Stability ball/balance ball
It is essentially a large ball (usually 18 to 28 inches in diameter) made of polyvinyl and can be used for a range of exercises - from abs to stretches, and in place of a conventional "bench" for weight training.
What to look for
Burst resistance; right size for yourheight; air pump.
Floor/yoga mat
For floor and stretch exercises, so you can exercise anywhere.
What to look for
The right size for you; anti-skid or anti-slip material.
Indoor bike
Great for a cardio workout and for toning your legs and thighs.
What to look for
A comfortable seat; smooth pedal movement; well-angled handlebars. If you have a lower-back issue, look for a "recumbent" bike whose angle will be more comfortable for you.
Stepper/step bench
It looks like a long low stool and is used for step aerobics. Can really get your body moving.
What to look for
A sturdy build; slip-proof material; adjustable height and adequate width of top surface.
Elliptical trainer
It is a top pick for cardio exercise and fat loss and the second most popular machine at most gymnasiums after the treadmill. It combines the effects of stair-climbing with a skiing motion, and gives you a full-body workout. A great calorie-burner.
What to look for
Good grip; stability, so the machine doesn't wobble; stride length that's suitable for your height. If many people of varying heights are going to use it, pick one with an adjustable stride.
Most treadmills are electric and have fancy extras; the more basic "manual" treadmills are inexpensive and are designed to move by your walking action. These are also effective but you lose variation in your walking routine.
What to look for
Basic readouts of heart-rate, speed, calories; good quality tread; good grip on the armrest.

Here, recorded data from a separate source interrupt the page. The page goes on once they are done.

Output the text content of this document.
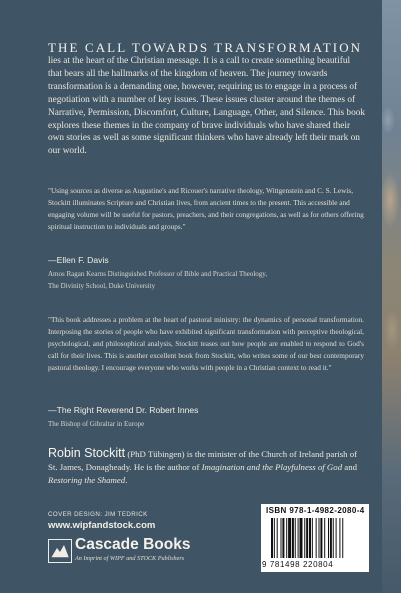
THE CALL TOWARDS TRANSFORMATION

lies at the heart of the Christian message. It is a call to create something beautiful that bears all the hallmarks of the kingdom of heaven. The journey towards transformation is a demanding one, however, requiring us to engage in a process of negotiation with a number of key issues. These issues cluster around the themes of Narrative, Permission, Discomfort, Culture, Language, Other, and Silence. This book explores these themes in the company of brave individuals who have shared their own stories as well as some significant thinkers who have already left their mark on our world.

"Using sources as diverse as Augustine's and Ricouer's narrative theology, Wittgenstein and C. S. Lewis, Stockitt illuminates Scripture and Christian lives, from ancient times to the present. This accessible and engaging volume will be useful for pastors, preachers, and their congregations, as well as for others offering spiritual instruction to individuals and groups."

—Ellen F. Davis

Amos Ragan Kearns Distinguished Professor of Bible and Practical Theology,
The Divinity School, Duke University

"This book addresses a problem at the heart of pastoral ministry: the dynamics of personal transformation. Interposing the stories of people who have exhibited significant transformation with perceptive theological, psychological, and philosophical analysis, Stockitt teases out how people are enabled to respond to God's call for their lives. This is another excellent book from Stockitt, who writes some of our best contemporary pastoral theology. I encourage everyone who works with people in a Christian context to read it."

—The Right Reverend Dr. Robert Innes

The Bishop of Gibraltar in Europe

Robin Stockitt (PhD Tübingen) is the minister of the Church of Ireland parish of St. James, Donagheady. He is the author of Imagination and the Playfulness of God and Restoring the Shamed.

COVER DESIGN: JIM TEDRICK
www.wipfandstock.com
Cascade Books
An Imprint of WIPF and STOCK Publishers
ISBN 978-1-4982-2080-4
9 781498 220804
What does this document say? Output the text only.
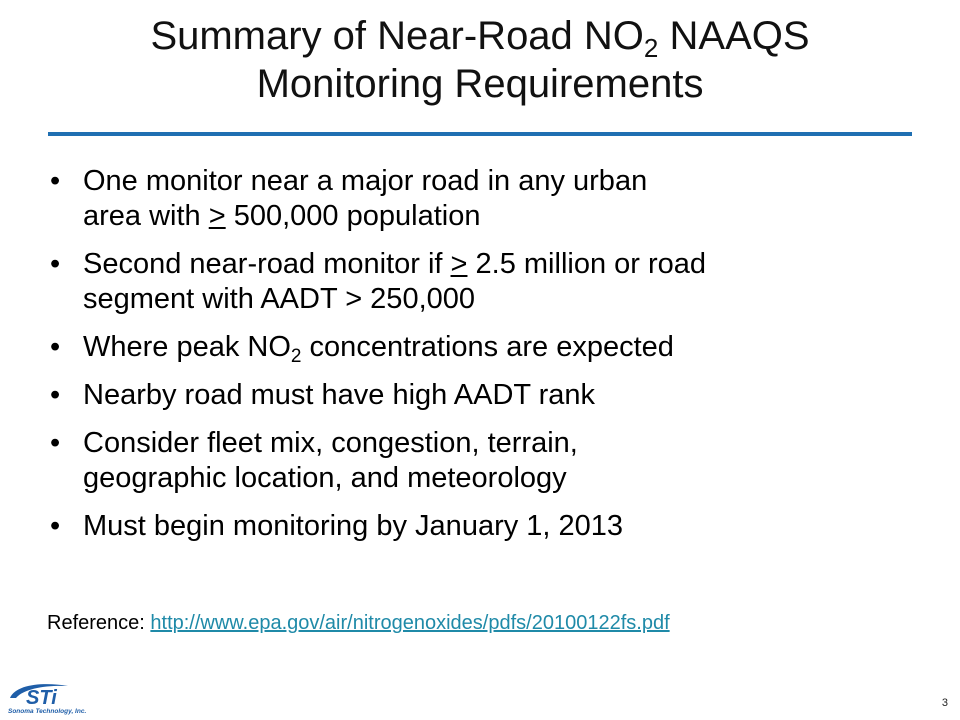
Summary of Near-Road $NO_2$ NAAQS
Monitoring Requirements
• One monitor near a major road in any urban
area with ≥ 500,000 population
• Second near-road monitor if ≥ 2.5 million or road
segment with AADT > 250,000
• Where peak $NO_2$ concentrations are expected
• Nearby road must have high AADT rank
• Consider fleet mix, congestion, terrain,
geographic location, and meteorology
• Must begin monitoring by January 1, 2013
Reference: http://www.epa.gov/air/nitrogenoxides/pdfs/20100122fs.pdf
STi
Sonoma Technology, Inc.
3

The world of fitness equipment is almost limitless but you now know enough to hold your own with pushy salespeople. So go on, invest in your family's health with confidence!

Is the price right?

get wise about fitness
Reputed sporting goods stores are safe bets, but there are various other routes to get a bargain:
1. Ask the gym/trainer - They can guide you to wholesale dealers where you will get a good deal.
2. Go online - Ebay and craigslist (an online "classifieds" site) have India sites where you can find people who want to sell used equipment, including those based in your own city. Do check equipment personally before buying.
3. Visit gyms - They might be upgrading and disposing quality equipment, and you may get a good bargain.
What to ask the salesman?
  • Is it safe for you to use the equipment alone?
  • Does it have a warranty?
  • Is there a machine that combines the basic activity with something else?
  • What sort of maintenance does it require?
  • How long will it last?
  • What should you watch out for when using it?
Keep these "Don'ts" in mind…
  • Don't invest in expensive exercise videos. You can download them from www.youtube.com
  • Don't zero in on fancy accessories such as headbands, trackpants, shoes and the like. You need comfortable, basic clothing.
  • Don't buy equipment that does more than you need. Treadmills with TV screens, ipod docks and book stands may sound impressive, but may be unnecessary.
  • Don't buy from the biggest, best known store. Get your information from them, but shop around.